Raiye Seyoum, 16, a junior, does not like affirmative action programs.
“I don’t feel it’s really fair. If they [schools] feel like, ‘Oh, there aren’t many Latino kids, let’s accept them,’ ” she said. “What about that person who’s working way harder? Just because you want to add a Latino person to your population … it’s really just not fair.”
Finally, Calvin Stinson, 17, who is white, has good grades, and says regarding affirmative action that “if it gives me a disadvantage, so be it.”
The attitudes of a younger generation, of millennials, concerning programs aimed toward diversity, inclusion and racial equity are instructive. This comes as college campuses throughout the nation are embroiled in racial conflict, and with young whites exhibiting the same levels of racial hatred as their parents and grandparents.
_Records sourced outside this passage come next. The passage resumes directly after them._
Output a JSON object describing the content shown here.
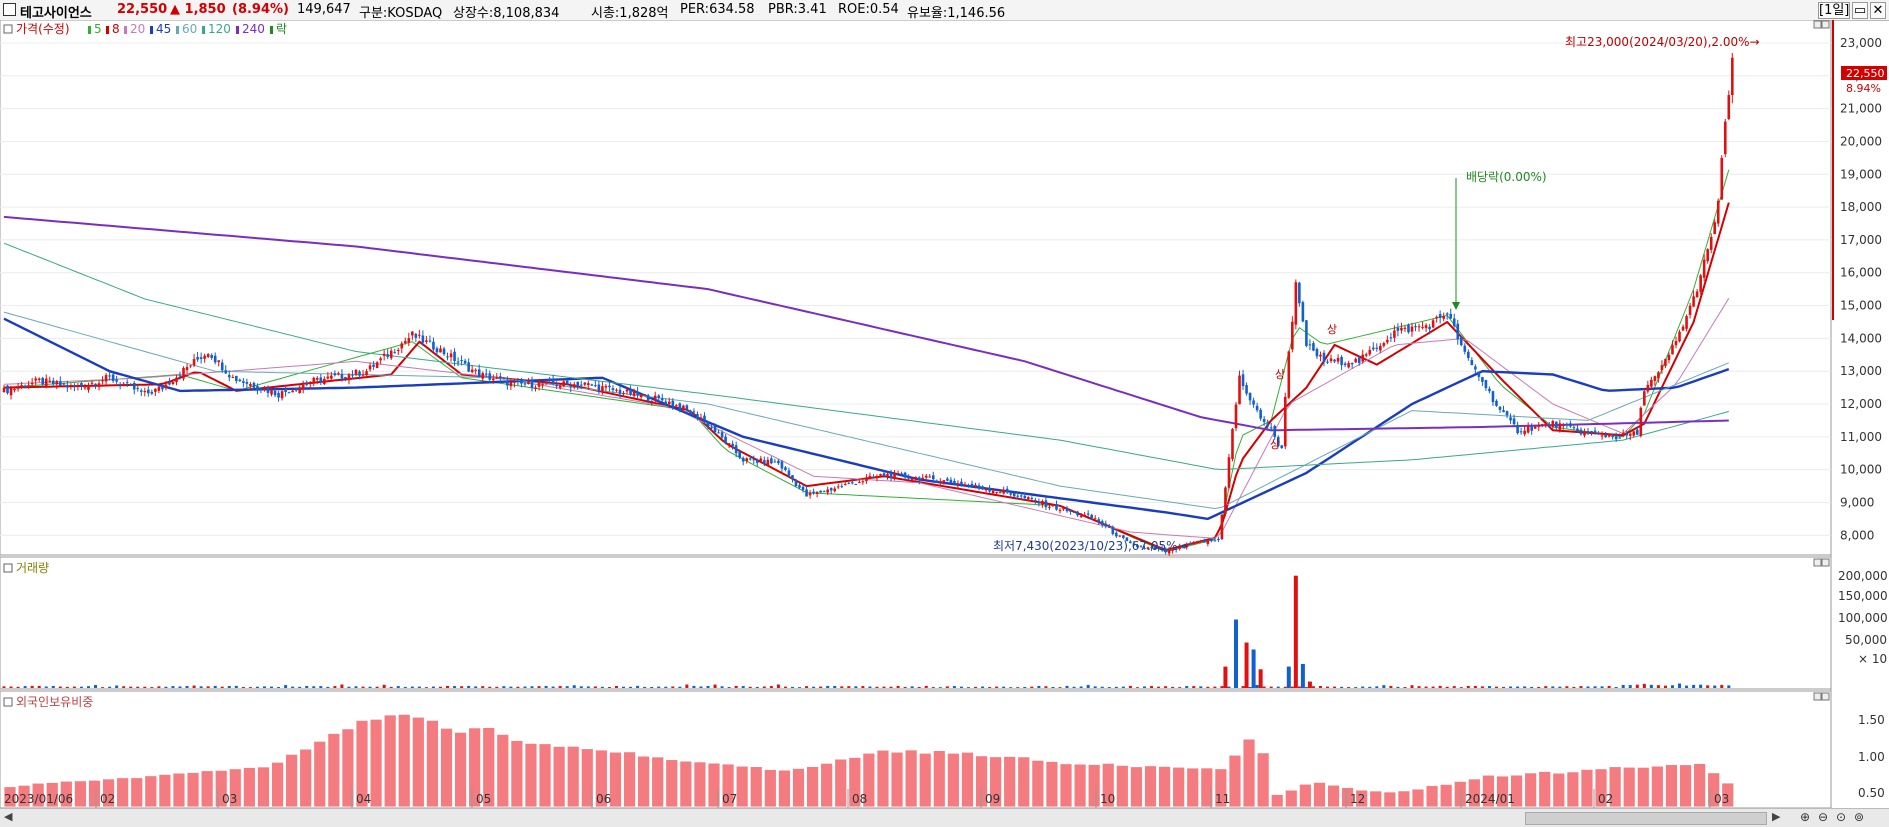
{
  "header": {
    "name": "테고사이언스",
    "price": "22,550",
    "change": "▲ 1,850",
    "change_pct": "(8.94%)",
    "volume": "149,647",
    "market": "구분:KOSDAQ",
    "listed": "상장수:8,108,834",
    "mktcap": "시총:1,828억",
    "per": "PER:634.58",
    "pbr": "PBR:3.41",
    "roe": "ROE:0.54",
    "float": "유보율:1,146.56",
    "period_button": "[1일]",
    "price_color": "#d40000",
    "change_color": "#d40000"
  },
  "legend": {
    "price_label": "가격(수정)",
    "items": [
      {
        "label": "5",
        "color": "#34b034"
      },
      {
        "label": "8",
        "color": "#d40000"
      },
      {
        "label": "20",
        "color": "#c87ab8"
      },
      {
        "label": "45",
        "color": "#1a3cc0"
      },
      {
        "label": "60",
        "color": "#6aa8b8"
      },
      {
        "label": "120",
        "color": "#3aa888"
      },
      {
        "label": "240",
        "color": "#7a2ec0"
      },
      {
        "label": "락",
        "color": "#208a20"
      }
    ]
  },
  "volume_panel": {
    "title": "거래량",
    "axis_labels": [
      "200,000",
      "150,000",
      "100,000",
      "50,000",
      "× 10"
    ]
  },
  "foreign_panel": {
    "title": "외국인보유비중",
    "axis_labels": [
      "1.50",
      "1.00",
      "0.50"
    ]
  },
  "x_labels": [
    "2023/01/06",
    "02",
    "03",
    "04",
    "05",
    "06",
    "07",
    "08",
    "09",
    "10",
    "11",
    "12",
    "2024/01",
    "02",
    "03"
  ],
  "annotations": {
    "high": "최고23,000(2024/03/20),2.00%→",
    "low": "최저7,430(2023/10/23),67.05%→",
    "dividend": "배당락(0.00%)",
    "limit_up": "상",
    "last_price": "22,550",
    "last_pct": "8.94%"
  },
  "chart_data": {
    "type": "candlestick",
    "price_axis": {
      "ylim": [
        7400,
        23700
      ],
      "ticks": [
        8000,
        9000,
        10000,
        11000,
        12000,
        13000,
        14000,
        15000,
        16000,
        17000,
        18000,
        19000,
        20000,
        21000,
        22000,
        23000
      ]
    },
    "price_path": [
      [
        0,
        12400
      ],
      [
        10,
        12700
      ],
      [
        20,
        12500
      ],
      [
        30,
        12800
      ],
      [
        40,
        12300
      ],
      [
        45,
        12500
      ],
      [
        53,
        13200
      ],
      [
        58,
        13600
      ],
      [
        65,
        12800
      ],
      [
        78,
        12300
      ],
      [
        88,
        12700
      ],
      [
        103,
        13000
      ],
      [
        116,
        14100
      ],
      [
        123,
        13700
      ],
      [
        135,
        12900
      ],
      [
        145,
        12600
      ],
      [
        165,
        12600
      ],
      [
        188,
        12100
      ],
      [
        198,
        11600
      ],
      [
        210,
        10300
      ],
      [
        220,
        10200
      ],
      [
        228,
        9200
      ],
      [
        238,
        9500
      ],
      [
        250,
        9850
      ],
      [
        265,
        9700
      ],
      [
        285,
        9300
      ],
      [
        300,
        8800
      ],
      [
        310,
        8500
      ],
      [
        320,
        7700
      ],
      [
        330,
        7500
      ],
      [
        340,
        7800
      ],
      [
        345,
        7850
      ],
      [
        347,
        9500
      ],
      [
        349,
        11200
      ],
      [
        351,
        12800
      ],
      [
        355,
        11900
      ],
      [
        360,
        11200
      ],
      [
        363,
        10600
      ],
      [
        364,
        12300
      ],
      [
        365,
        13600
      ],
      [
        367,
        15600
      ],
      [
        370,
        13800
      ],
      [
        375,
        13300
      ],
      [
        385,
        13300
      ],
      [
        395,
        14200
      ],
      [
        405,
        14400
      ],
      [
        410,
        14800
      ],
      [
        415,
        13500
      ],
      [
        420,
        12700
      ],
      [
        425,
        11800
      ],
      [
        430,
        11200
      ],
      [
        440,
        11400
      ],
      [
        450,
        11100
      ],
      [
        458,
        11000
      ],
      [
        464,
        11100
      ],
      [
        466,
        12500
      ],
      [
        470,
        12900
      ],
      [
        475,
        13900
      ],
      [
        480,
        15200
      ],
      [
        485,
        17000
      ],
      [
        487,
        18200
      ],
      [
        489,
        20500
      ],
      [
        491,
        22550
      ]
    ],
    "ma_series": [
      {
        "name": "240",
        "color": "#7a2ec0",
        "width": 2,
        "values": [
          [
            0,
            17700
          ],
          [
            100,
            16800
          ],
          [
            200,
            15500
          ],
          [
            290,
            13300
          ],
          [
            340,
            11600
          ],
          [
            360,
            11200
          ],
          [
            420,
            11300
          ],
          [
            491,
            11500
          ]
        ]
      },
      {
        "name": "120",
        "color": "#3aa888",
        "width": 1,
        "values": [
          [
            0,
            16900
          ],
          [
            40,
            15200
          ],
          [
            100,
            13600
          ],
          [
            200,
            12300
          ],
          [
            300,
            10900
          ],
          [
            345,
            10000
          ],
          [
            400,
            10300
          ],
          [
            460,
            10900
          ],
          [
            491,
            11800
          ]
        ]
      },
      {
        "name": "60",
        "color": "#6aa8b8",
        "width": 1,
        "values": [
          [
            0,
            14800
          ],
          [
            60,
            13000
          ],
          [
            140,
            12800
          ],
          [
            200,
            12000
          ],
          [
            300,
            9500
          ],
          [
            345,
            8800
          ],
          [
            400,
            11800
          ],
          [
            450,
            11500
          ],
          [
            491,
            13300
          ]
        ]
      },
      {
        "name": "45",
        "color": "#1a3cc0",
        "width": 2.4,
        "values": [
          [
            0,
            14600
          ],
          [
            30,
            13000
          ],
          [
            50,
            12400
          ],
          [
            100,
            12500
          ],
          [
            170,
            12800
          ],
          [
            210,
            11000
          ],
          [
            260,
            9700
          ],
          [
            330,
            8700
          ],
          [
            342,
            8500
          ],
          [
            370,
            9900
          ],
          [
            400,
            12000
          ],
          [
            420,
            13000
          ],
          [
            440,
            12900
          ],
          [
            455,
            12400
          ],
          [
            475,
            12500
          ],
          [
            491,
            13100
          ]
        ]
      },
      {
        "name": "20",
        "color": "#c87ab8",
        "width": 1,
        "values": [
          [
            0,
            12600
          ],
          [
            40,
            12800
          ],
          [
            100,
            13300
          ],
          [
            140,
            12800
          ],
          [
            190,
            11900
          ],
          [
            230,
            9800
          ],
          [
            260,
            9600
          ],
          [
            320,
            8100
          ],
          [
            345,
            7900
          ],
          [
            365,
            12000
          ],
          [
            395,
            13800
          ],
          [
            415,
            14000
          ],
          [
            440,
            12000
          ],
          [
            460,
            11100
          ],
          [
            475,
            12600
          ],
          [
            491,
            15400
          ]
        ]
      },
      {
        "name": "8",
        "color": "#d40000",
        "width": 2,
        "values": [
          [
            0,
            12500
          ],
          [
            45,
            12600
          ],
          [
            55,
            13000
          ],
          [
            66,
            12400
          ],
          [
            110,
            12900
          ],
          [
            118,
            13900
          ],
          [
            130,
            12900
          ],
          [
            160,
            12600
          ],
          [
            195,
            11800
          ],
          [
            205,
            10800
          ],
          [
            228,
            9500
          ],
          [
            250,
            9800
          ],
          [
            300,
            8900
          ],
          [
            330,
            7550
          ],
          [
            345,
            7950
          ],
          [
            351,
            10200
          ],
          [
            360,
            11500
          ],
          [
            370,
            12500
          ],
          [
            378,
            13800
          ],
          [
            390,
            13200
          ],
          [
            410,
            14500
          ],
          [
            425,
            12800
          ],
          [
            440,
            11200
          ],
          [
            460,
            11050
          ],
          [
            466,
            11400
          ],
          [
            480,
            14500
          ],
          [
            491,
            18500
          ]
        ]
      },
      {
        "name": "5",
        "color": "#34b034",
        "width": 1,
        "values": [
          [
            0,
            12500
          ],
          [
            50,
            12900
          ],
          [
            66,
            12400
          ],
          [
            116,
            13900
          ],
          [
            130,
            12800
          ],
          [
            195,
            11800
          ],
          [
            205,
            10600
          ],
          [
            228,
            9300
          ],
          [
            300,
            8900
          ],
          [
            330,
            7500
          ],
          [
            345,
            7900
          ],
          [
            351,
            11000
          ],
          [
            360,
            11500
          ],
          [
            367,
            14400
          ],
          [
            375,
            13800
          ],
          [
            410,
            14700
          ],
          [
            425,
            12600
          ],
          [
            440,
            11300
          ],
          [
            460,
            11000
          ],
          [
            466,
            11700
          ],
          [
            480,
            15500
          ],
          [
            491,
            19500
          ]
        ]
      }
    ],
    "volume": {
      "ylim": [
        0,
        230000
      ],
      "peaks": [
        [
          347,
          40000
        ],
        [
          350,
          128000
        ],
        [
          353,
          85000
        ],
        [
          355,
          72000
        ],
        [
          357,
          35000
        ],
        [
          365,
          40000
        ],
        [
          367,
          210000
        ],
        [
          369,
          45000
        ],
        [
          371,
          12000
        ]
      ]
    },
    "foreign_ratio": {
      "ylim": [
        0.3,
        1.95
      ],
      "path": [
        [
          0,
          0.62
        ],
        [
          30,
          0.74
        ],
        [
          66,
          0.88
        ],
        [
          75,
          0.96
        ],
        [
          80,
          1.1
        ],
        [
          100,
          1.6
        ],
        [
          110,
          1.78
        ],
        [
          115,
          1.72
        ],
        [
          128,
          1.45
        ],
        [
          135,
          1.55
        ],
        [
          145,
          1.3
        ],
        [
          180,
          1.1
        ],
        [
          220,
          0.85
        ],
        [
          250,
          1.18
        ],
        [
          280,
          1.1
        ],
        [
          300,
          0.98
        ],
        [
          330,
          0.92
        ],
        [
          345,
          0.9
        ],
        [
          352,
          1.38
        ],
        [
          357,
          1.1
        ],
        [
          360,
          0.5
        ],
        [
          370,
          0.68
        ],
        [
          390,
          0.52
        ],
        [
          400,
          0.58
        ],
        [
          420,
          0.78
        ],
        [
          440,
          0.84
        ],
        [
          460,
          0.92
        ],
        [
          480,
          0.95
        ],
        [
          485,
          0.78
        ],
        [
          491,
          0.55
        ]
      ]
    }
  }
}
The white conservative movement has done a remarkable job of painting even modest efforts at leveling the playing field as racially discriminatory towards whites, or so-called “reverse racism,” which is nonexistent and a figment of the white supremacist imagination.
In reality, diversity programs are just as beneficial to white women as they are to Blacks and other historically oppressed people. The fact of the matter is that in a nation that is loath to speak about race, much less to address and eradicate white supremacy and skin privilege, any efforts to increase opportunity to Black people are frowned upon and shunned. And in a society where white people, especially white men, were granted all of the spots, all of the seats in school and employment and everywhere else, white privilege became normalized. Anything that veers from that normal state of affairs, of whites being on top and exclusive, is perceived in the world of white privilege as unfair. Because after all, whites are entitled to the whole pie, and anything less than everything is an injustice, or so it goes.
For the centuries that everything was bestowed upon white men, there were no cries or screams of unfairness. When white students were granted admission to college because they played a sport, or because they were musicians, or because their parents had attended the school and gave a large donation, there was no outrage. However, now that Black people want a piece of the pie as well, even a slice, suddenly opportunity is a zero-sum game. And there is not enough of the pie for everyone, so if Black people gain just a bit, it is perceived as occurring to the detriment of whites. And as the story goes, whites are more deserving. All of this is based on the premise that Blacks are inferior, unworthy and lacking merit, which is the whole point of white supremacy in the first place.
And we haven’t even begun to discuss reparations.